Mental health: In most countries, less than four-fifths of children report being satisfied with their lives. Turkey has the lowest rate of life satisfaction at 53 per cent, after Japan and the UK. Children who have less supportive families and those who are bullied have notably poorer mental health.

Lithuania has the highest rate of adolescent suicide – a major reason of death among 15-19-year olds in high income countries – after New Zealand and Estonia.

Physical health: Obesity and overweight rates among children have raised in last few years. Around 1 in 3 children in every countries are either obese or overweight, with rates in Southern Europe also sharply rising. In over a quarter of high income countries child mortality is yet more than 1 per 1,000.

Skills: On average 40 per cent of children in all OECD and EU countries do not have basic reading and mathematics skills by age 15. Children in Bulgaria, Romania and Chile are the least proficient in these skills. Estonia, Ireland and Finland the most proficient. In most countries, at least 1 in 5 children lack confidence in their social skills to make new friends. Children in Chile, Japan and Iceland are the least confident in this area.

The report also contains data on clear areas of development in child well-being. On average, 95 per cent of pre-school aged children are now enrolled in organized learning programmes, and the number of young people aged 15-19 not in education, employment or training has denied in 30 out of 37 countries. Yet, these important achievements are at risk of falling back because of the effect of COVID-19.

Countries are also ranked based on their policies that support child well-being and other factors including the economy, society and environment. Norway, Iceland and Finland have the highest-ranking policies and context to support child well-being. On average, countries spend less than 3 per cent of their GDP on family and child policies.

“In times of crisis and calm, families need supportive governments and workplaces in order to raise the next generation of happy and healthy citizens,” said Fayaz King, Deputy Executive Director at UNICEF. “An investment in children is a direct investment in our future.”

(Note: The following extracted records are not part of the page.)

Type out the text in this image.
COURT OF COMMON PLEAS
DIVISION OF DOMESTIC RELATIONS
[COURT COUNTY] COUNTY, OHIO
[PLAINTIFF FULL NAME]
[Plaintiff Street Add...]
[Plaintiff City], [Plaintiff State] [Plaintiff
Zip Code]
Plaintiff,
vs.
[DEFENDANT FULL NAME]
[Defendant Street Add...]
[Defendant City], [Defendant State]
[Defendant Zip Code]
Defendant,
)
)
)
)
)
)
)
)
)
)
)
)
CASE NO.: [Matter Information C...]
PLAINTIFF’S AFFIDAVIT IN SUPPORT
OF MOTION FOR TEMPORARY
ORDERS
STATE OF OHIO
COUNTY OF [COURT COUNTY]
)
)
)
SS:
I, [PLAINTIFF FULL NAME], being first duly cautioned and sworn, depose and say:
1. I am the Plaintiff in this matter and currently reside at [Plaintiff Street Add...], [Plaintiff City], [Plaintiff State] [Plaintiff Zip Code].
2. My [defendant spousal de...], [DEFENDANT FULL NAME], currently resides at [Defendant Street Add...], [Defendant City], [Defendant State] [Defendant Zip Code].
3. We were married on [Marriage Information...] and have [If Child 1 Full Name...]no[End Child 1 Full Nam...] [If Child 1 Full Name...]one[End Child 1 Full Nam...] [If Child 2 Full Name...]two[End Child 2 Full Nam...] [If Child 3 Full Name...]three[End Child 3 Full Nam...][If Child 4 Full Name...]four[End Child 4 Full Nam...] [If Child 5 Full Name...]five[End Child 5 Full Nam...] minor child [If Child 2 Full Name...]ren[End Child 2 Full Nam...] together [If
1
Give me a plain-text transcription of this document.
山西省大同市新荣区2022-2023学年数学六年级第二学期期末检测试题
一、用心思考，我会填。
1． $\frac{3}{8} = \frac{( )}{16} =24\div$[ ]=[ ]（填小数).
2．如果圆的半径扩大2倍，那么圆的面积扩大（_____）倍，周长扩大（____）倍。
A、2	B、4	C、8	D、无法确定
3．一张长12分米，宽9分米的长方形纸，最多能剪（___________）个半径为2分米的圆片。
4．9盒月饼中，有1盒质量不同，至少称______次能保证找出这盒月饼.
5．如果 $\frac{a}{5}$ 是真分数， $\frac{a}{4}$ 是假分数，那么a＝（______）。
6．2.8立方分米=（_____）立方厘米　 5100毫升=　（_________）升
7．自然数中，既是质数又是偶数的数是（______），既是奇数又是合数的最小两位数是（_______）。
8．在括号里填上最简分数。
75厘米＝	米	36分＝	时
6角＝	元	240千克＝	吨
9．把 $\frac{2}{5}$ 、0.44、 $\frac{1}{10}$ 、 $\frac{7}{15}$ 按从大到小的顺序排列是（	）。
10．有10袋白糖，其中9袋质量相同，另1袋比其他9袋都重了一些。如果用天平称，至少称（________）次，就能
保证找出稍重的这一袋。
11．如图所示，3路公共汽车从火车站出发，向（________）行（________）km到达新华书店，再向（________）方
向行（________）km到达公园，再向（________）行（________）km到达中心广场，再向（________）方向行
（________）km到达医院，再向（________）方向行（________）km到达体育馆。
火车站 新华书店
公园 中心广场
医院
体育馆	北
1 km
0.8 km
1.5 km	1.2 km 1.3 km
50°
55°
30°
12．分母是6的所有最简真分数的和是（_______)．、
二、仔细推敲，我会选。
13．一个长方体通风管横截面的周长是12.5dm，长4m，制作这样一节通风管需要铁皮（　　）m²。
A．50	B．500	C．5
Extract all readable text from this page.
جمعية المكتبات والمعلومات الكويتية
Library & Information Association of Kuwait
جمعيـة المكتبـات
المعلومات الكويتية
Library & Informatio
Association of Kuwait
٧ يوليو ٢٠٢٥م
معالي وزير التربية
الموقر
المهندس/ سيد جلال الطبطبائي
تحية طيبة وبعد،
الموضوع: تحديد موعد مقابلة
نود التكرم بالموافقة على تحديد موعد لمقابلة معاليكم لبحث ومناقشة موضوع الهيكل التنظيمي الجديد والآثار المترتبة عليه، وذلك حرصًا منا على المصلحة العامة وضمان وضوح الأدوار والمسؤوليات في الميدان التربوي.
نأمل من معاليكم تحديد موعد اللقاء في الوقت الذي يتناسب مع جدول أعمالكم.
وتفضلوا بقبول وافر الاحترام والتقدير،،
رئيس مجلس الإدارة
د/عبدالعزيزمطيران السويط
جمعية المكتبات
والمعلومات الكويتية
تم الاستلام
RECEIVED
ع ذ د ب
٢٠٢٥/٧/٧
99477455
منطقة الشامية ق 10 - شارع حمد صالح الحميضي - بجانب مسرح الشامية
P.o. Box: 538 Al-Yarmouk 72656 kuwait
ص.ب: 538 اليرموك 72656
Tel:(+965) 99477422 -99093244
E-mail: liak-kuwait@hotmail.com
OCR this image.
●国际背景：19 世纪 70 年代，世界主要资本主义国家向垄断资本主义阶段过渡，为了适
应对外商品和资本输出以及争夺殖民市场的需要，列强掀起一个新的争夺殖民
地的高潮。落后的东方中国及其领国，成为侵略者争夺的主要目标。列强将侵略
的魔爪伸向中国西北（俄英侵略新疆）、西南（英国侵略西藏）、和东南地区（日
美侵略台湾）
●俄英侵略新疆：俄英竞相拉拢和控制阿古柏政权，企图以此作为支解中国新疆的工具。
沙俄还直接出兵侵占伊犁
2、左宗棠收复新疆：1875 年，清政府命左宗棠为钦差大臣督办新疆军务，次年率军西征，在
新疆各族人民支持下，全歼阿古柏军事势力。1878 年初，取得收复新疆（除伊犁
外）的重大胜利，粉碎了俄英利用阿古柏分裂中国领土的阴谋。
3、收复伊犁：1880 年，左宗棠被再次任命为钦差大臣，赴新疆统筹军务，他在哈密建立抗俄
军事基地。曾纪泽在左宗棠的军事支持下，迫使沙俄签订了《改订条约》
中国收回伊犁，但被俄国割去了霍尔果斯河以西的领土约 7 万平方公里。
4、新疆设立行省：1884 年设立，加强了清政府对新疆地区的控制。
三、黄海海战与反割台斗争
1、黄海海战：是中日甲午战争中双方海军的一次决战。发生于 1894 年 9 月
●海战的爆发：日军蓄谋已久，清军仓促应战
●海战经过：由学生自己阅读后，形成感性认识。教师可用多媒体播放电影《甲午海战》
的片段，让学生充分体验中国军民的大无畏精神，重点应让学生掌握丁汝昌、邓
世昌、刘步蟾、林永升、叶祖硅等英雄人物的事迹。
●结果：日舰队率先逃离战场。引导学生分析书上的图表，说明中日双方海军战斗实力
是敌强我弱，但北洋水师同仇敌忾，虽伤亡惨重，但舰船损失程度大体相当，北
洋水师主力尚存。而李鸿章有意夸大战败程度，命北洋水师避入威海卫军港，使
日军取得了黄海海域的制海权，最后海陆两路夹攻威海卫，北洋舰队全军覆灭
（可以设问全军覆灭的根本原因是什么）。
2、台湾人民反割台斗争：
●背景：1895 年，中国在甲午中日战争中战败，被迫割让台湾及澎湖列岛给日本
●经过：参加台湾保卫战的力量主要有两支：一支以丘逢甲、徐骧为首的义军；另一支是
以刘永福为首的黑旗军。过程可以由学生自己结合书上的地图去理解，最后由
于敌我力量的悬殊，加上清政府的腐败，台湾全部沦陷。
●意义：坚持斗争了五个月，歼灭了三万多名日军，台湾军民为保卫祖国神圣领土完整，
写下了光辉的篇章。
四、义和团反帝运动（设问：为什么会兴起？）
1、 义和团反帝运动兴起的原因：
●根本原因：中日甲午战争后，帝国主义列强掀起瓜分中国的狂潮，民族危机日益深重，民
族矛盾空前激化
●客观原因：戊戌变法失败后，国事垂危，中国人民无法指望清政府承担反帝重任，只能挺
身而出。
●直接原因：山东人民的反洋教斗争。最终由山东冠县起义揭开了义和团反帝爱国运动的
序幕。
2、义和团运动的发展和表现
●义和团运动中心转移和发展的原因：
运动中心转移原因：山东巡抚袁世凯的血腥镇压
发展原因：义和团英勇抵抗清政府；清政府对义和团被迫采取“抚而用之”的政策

Because of the COVID-19 outbreak, in the first half of this year, most of the countries covered in the report kept schools closed for over 100 days while strict stay-at-home policies were also implemented. The report notes that loss of family members and friends, anxiety, stay-at-home restrictions, lack of support, school closures, the balancing of work and family life, poor access to healthcare, combined with the economic loss caused by the pandemic are catastrophic for children’s well-being, affecting their mental and physical health, and their development.

Before the COVID-19 outbreak the average relative child poverty rate across the 41 countries was 20 per cent. With GDP expected to fall over a two-year period in almost all of these countries, unless governments take immediate remedial actions child poverty will rise.

“As the economic, educational and social fallout of the pandemic continues to take hold, without concerted effort, there will be a worsening, devastating impact on the well-being of today’s children, their families and the societies they live in,” said Olsson. “But these risks do not have to become the reality, if governments take decisive action now to protect children’s well-being.”